Я мог бы поклясться, что она лежала у меня в кармане в то утро в конце октября, когда я пришел на причал железнодорожной компании, после того как всю ночь шатался по улицам терпимости и уснул на крыльце своего дома (прямо на досках, а не в гамаке, чтобы не разбудить Элоису скрипом балок). Ночь выдалась, признаюсь, нелегкая: самые горькие дни после смерти Шарлотты миновали, или я думал, что миновали, и казалось, для нас с дочерью вот-вот станет возможна более или менее нормальная жизнь и нормальный траур, но, придя домой, в «Кристоф Коломб», после наступления темноты, я услышал, как кто-то напевает чересчур знакомую песню, ту, что напевала Шарлотта в самые радостные свои дни (когда она не жалела, что решила остаться в Панаме).
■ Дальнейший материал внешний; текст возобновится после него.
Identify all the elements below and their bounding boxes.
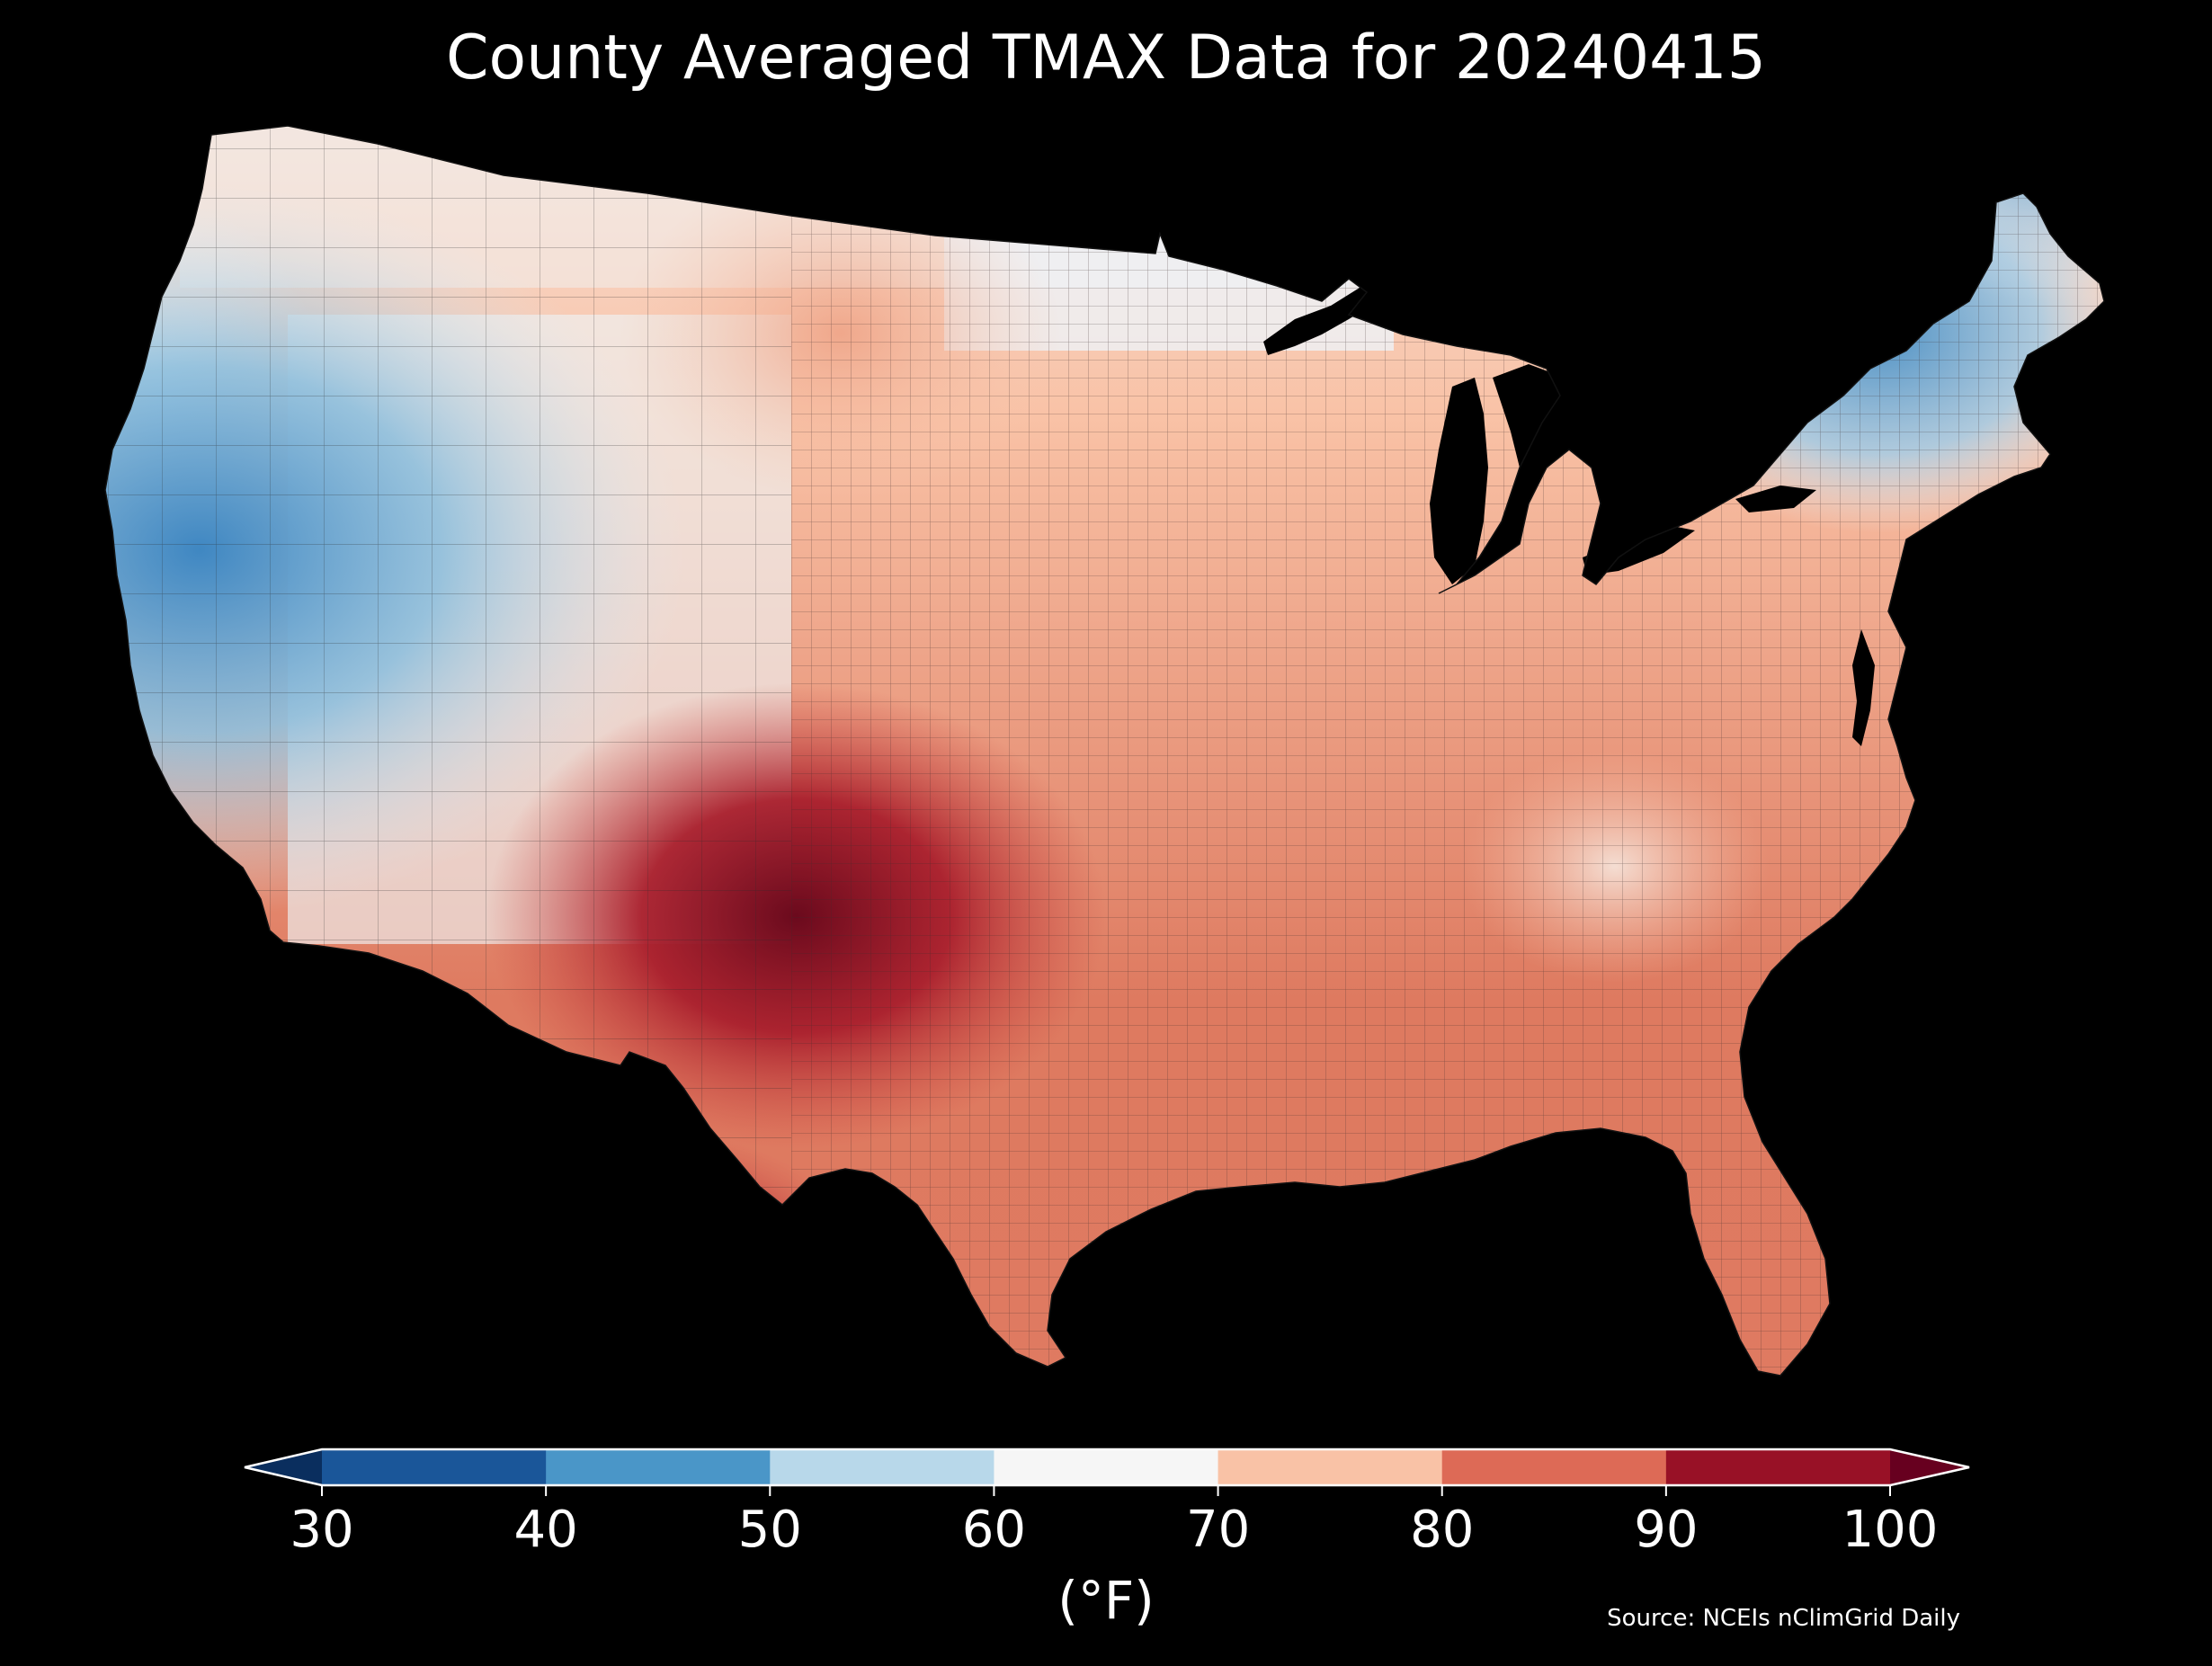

Это была детская песенка, и я не знал ее слов, потому что сама Шарлотта их не помнила, а мелодия всегда казалась мне слишком грустной для колыбельной, предназначенной озорному ребенку. Я пошел на звук, оказался перед комнатой Элоисы и нос к носу столкнулся с кошмаром: моя жена восстала из мертвых и вернулась, красивая как никогда. Какую-то долю секунды я не мог разглядеть черты Элоисы под макияжем, юное тело Элоисы под длинным африканским платьем, волосы Элоисы под зеленым африканским платком – Элоиса нарядилась в одежду покойной матери. Я даже не могу представить, как удивилась моя девочка, когда я подскочил к ней (возможно, ей показалось, что я хочу ее обнять) и влепил пощечину – не слишком сильную, но ее хватило, чтобы один конец платка выбился и повис над правым плечом, словно непокорная прядь.